Couple of months ago, I went from leading engineering teams to going hands-on and that required working a lot on AI coding agents — Claude Code, Copilot, Lovable, Replit — on real projects, daily. As someone who's built and scaled teams at tech giants, I thought I'd pick these up fast. I was wrong. The gap between using these tools and using them well is enormous. Four things changed my output quality dramatically: 𝟭. CLAUDE.md / AGENTS.md A markdown file at your project root describing your architecture, conventions, and constraints. Without it, the agent guesses. With it, it follows. The agent stopped inventing its own naming conventions overnight. Highest-ROI setup I've found. 𝟮. Task decomposition Early on I'd describe an entire feature and get something that looked done in 10 minutes. Fascinating — untill code base grew and bugs increased exponentially in generated code. Breaking features into small, testable chunks improved agent effectiveness significantly. 𝟯. Model selection I burned two days on iteration cycles before realizing I was using a fast model for a task that needed deep reasoning. The fix: reasoning models for architecture, fast models for implementation. Auto-routing isn't there yet. 𝟰. Prompt quality The most underestimated lever. 5 minutes structuring a prompt saves 30–45 minutes of back-and-forth. Every single time. The tooling is here. The craft of using it well is still emerging. #SoftwareEngineering #CodingAgents #EngineeringLeadership #DeveloperProductivity
All four of these compound around the same root problem that agents don't carry state between sessions. CLAUDE.md helps, but it's static it describes the project, not what you've actually tried and why. We've been logging Claude Code sessions to SQLite for exactly this reason. The prompt quality point especially you write a great prompt, it works, and two weeks later you're reconstructing it from memory. Capturing that reasoning as it happens changes the iteration loop significantly.

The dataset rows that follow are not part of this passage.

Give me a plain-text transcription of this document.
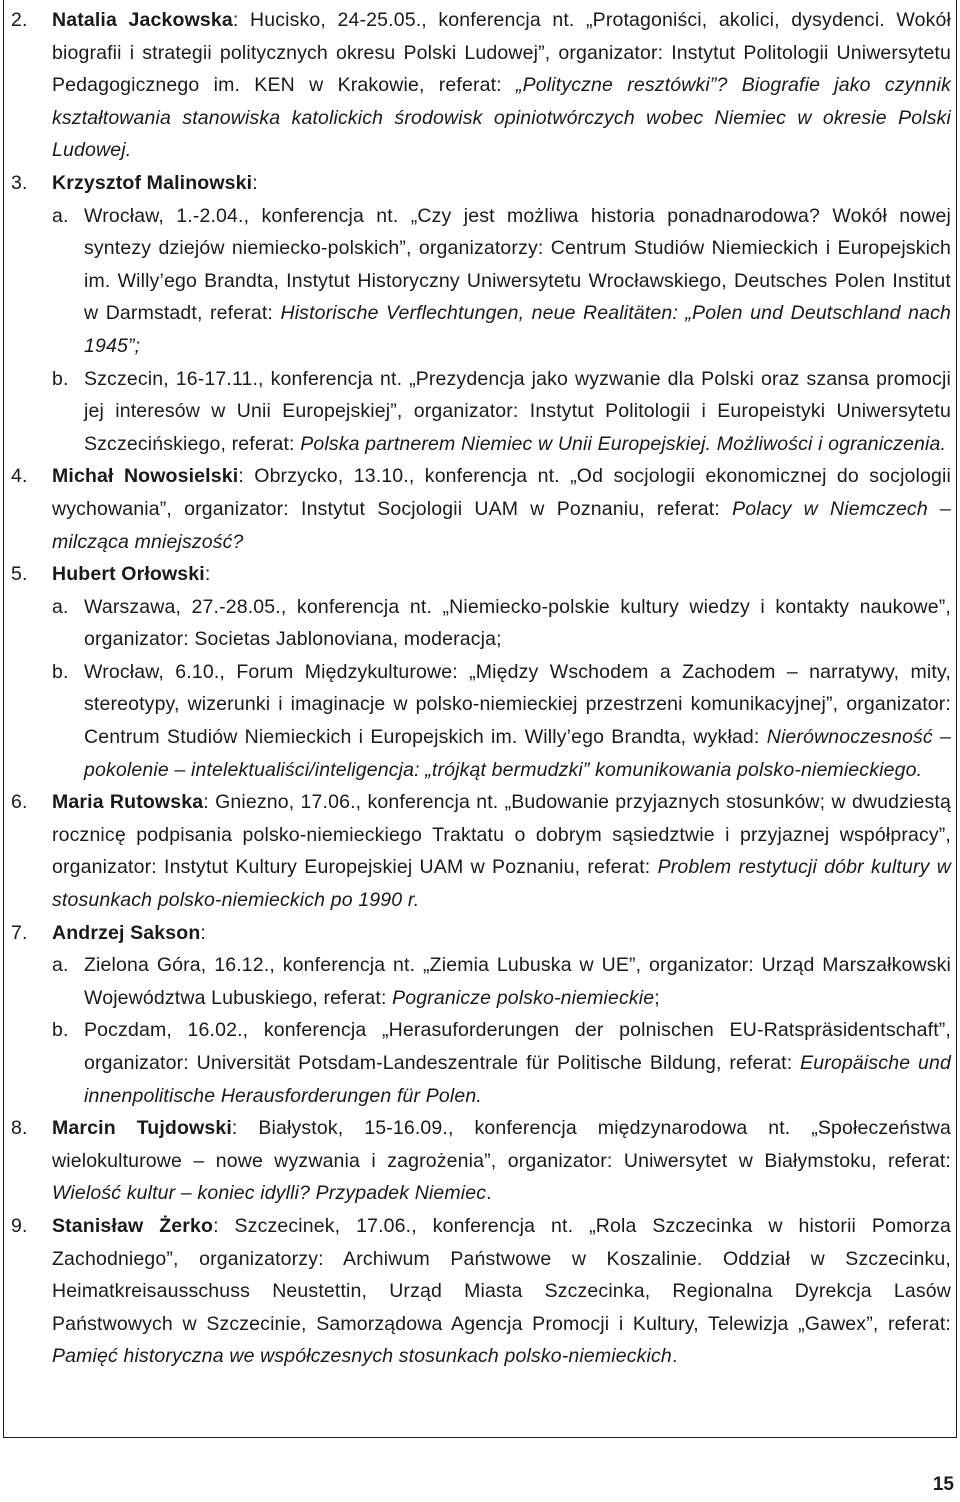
2. Natalia Jackowska: Hucisko, 24-25.05., konferencja nt. „Protagoniści, akolici, dysydenci. Wokół biografii i strategii politycznych okresu Polski Ludowej”, organizator: Instytut Politologii Uniwersytetu Pedagogicznego im. KEN w Krakowie, referat: „Polityczne resztówki”? Biografie jako czynnik kształtowania stanowiska katolickich środowisk opiniotwórczych wobec Niemiec w okresie Polski Ludowej.

3. Krzysztof Malinowski:

a. Wrocław, 1.-2.04., konferencja nt. „Czy jest możliwa historia ponadnarodowa? Wokół nowej syntezy dziejów niemiecko-polskich”, organizatorzy: Centrum Studiów Niemieckich i Europejskich im. Willy’ego Brandta, Instytut Historyczny Uniwersytetu Wrocławskiego, Deutsches Polen Institut w Darmstadt, referat: Historische Verflechtungen, neue Realitäten: „Polen und Deutschland nach 1945”;

b. Szczecin, 16-17.11., konferencja nt. „Prezydencja jako wyzwanie dla Polski oraz szansa promocji jej interesów w Unii Europejskiej”, organizator: Instytut Politologii i Europeistyki Uniwersytetu Szczecińskiego, referat: Polska partnerem Niemiec w Unii Europejskiej. Możliwości i ograniczenia.

4. Michał Nowosielski: Obrzycko, 13.10., konferencja nt. „Od socjologii ekonomicznej do socjologii wychowania”, organizator: Instytut Socjologii UAM w Poznaniu, referat: Polacy w Niemczech – milcząca mniejszość?

5. Hubert Orłowski:

a. Warszawa, 27.-28.05., konferencja nt. „Niemiecko-polskie kultury wiedzy i kontakty naukowe”, organizator: Societas Jablonoviana, moderacja;

b. Wrocław, 6.10., Forum Międzykulturowe: „Między Wschodem a Zachodem – narratywy, mity, stereotypy, wizerunki i imaginacje w polsko-niemieckiej przestrzeni komunikacyjnej”, organizator: Centrum Studiów Niemieckich i Europejskich im. Willy’ego Brandta, wykład: Nierównoczesność – pokolenie – intelektualiści/inteligencja: „trójkąt bermudzki” komunikowania polsko-niemieckiego.

6. Maria Rutowska: Gniezno, 17.06., konferencja nt. „Budowanie przyjaznych stosunków; w dwudziestą rocznicę podpisania polsko-niemieckiego Traktatu o dobrym sąsiedztwie i przyjaznej współpracy”, organizator: Instytut Kultury Europejskiej UAM w Poznaniu, referat: Problem restytucji dóbr kultury w stosunkach polsko-niemieckich po 1990 r.

7. Andrzej Sakson:

a. Zielona Góra, 16.12., konferencja nt. „Ziemia Lubuska w UE”, organizator: Urząd Marszałkowski Województwa Lubuskiego, referat: Pogranicze polsko-niemieckie;

b. Poczdam, 16.02., konferencja „Herasuforderungen der polnischen EU-Ratspräsidentschaft”, organizator: Universität Potsdam-Landeszentrale für Politische Bildung, referat: Europäische und innenpolitische Herausforderungen für Polen.

8. Marcin Tujdowski: Białystok, 15-16.09., konferencja międzynarodowa nt. „Społeczeństwa wielokulturowe – nowe wyzwania i zagrożenia”, organizator: Uniwersytet w Białymstoku, referat: Wielość kultur – koniec idylli? Przypadek Niemiec.

9. Stanisław Żerko: Szczecinek, 17.06., konferencja nt. „Rola Szczecinka w historii Pomorza Zachodniego”, organizatorzy: Archiwum Państwowe w Koszalinie. Oddział w Szczecinku, Heimatkreisausschuss Neustettin, Urząd Miasta Szczecinka, Regionalna Dyrekcja Lasów Państwowych w Szczecinie, Samorządowa Agencja Promocji i Kultury, Telewizja „Gawex”, referat: Pamięć historyczna we współczesnych stosunkach polsko-niemieckich.

15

How deep are you going on task decomposition — is this just breaking features into user stories, or are you actively constraining what the agent can change in each prompt (like "only modify this file, don't touch database schema")? Curious if you're finding the agent gets more reliable as you tighten the scope, or if it's more about you being able to validate each piece faster.
Wonderful post. Another important point to add is the need to develop skills for different types of work and apply them in parallel, functioning collaboratively as a team within Claude CLI. This multi-skill, parallel workflow model forms the foundational building block of Claude CoWork, which has been commercialized recently.
I think the whole exercise is improving our clarity of purpose and organization of work. Almost similar to challenges of teams
Good observations, Shariq Hashmi. Thank you for sharing! Token consumption would make it to your next set of observations. 😊
Useful post. Thank you for sharing
Good to read your insights. And, yeah! The last line is worth taking note of.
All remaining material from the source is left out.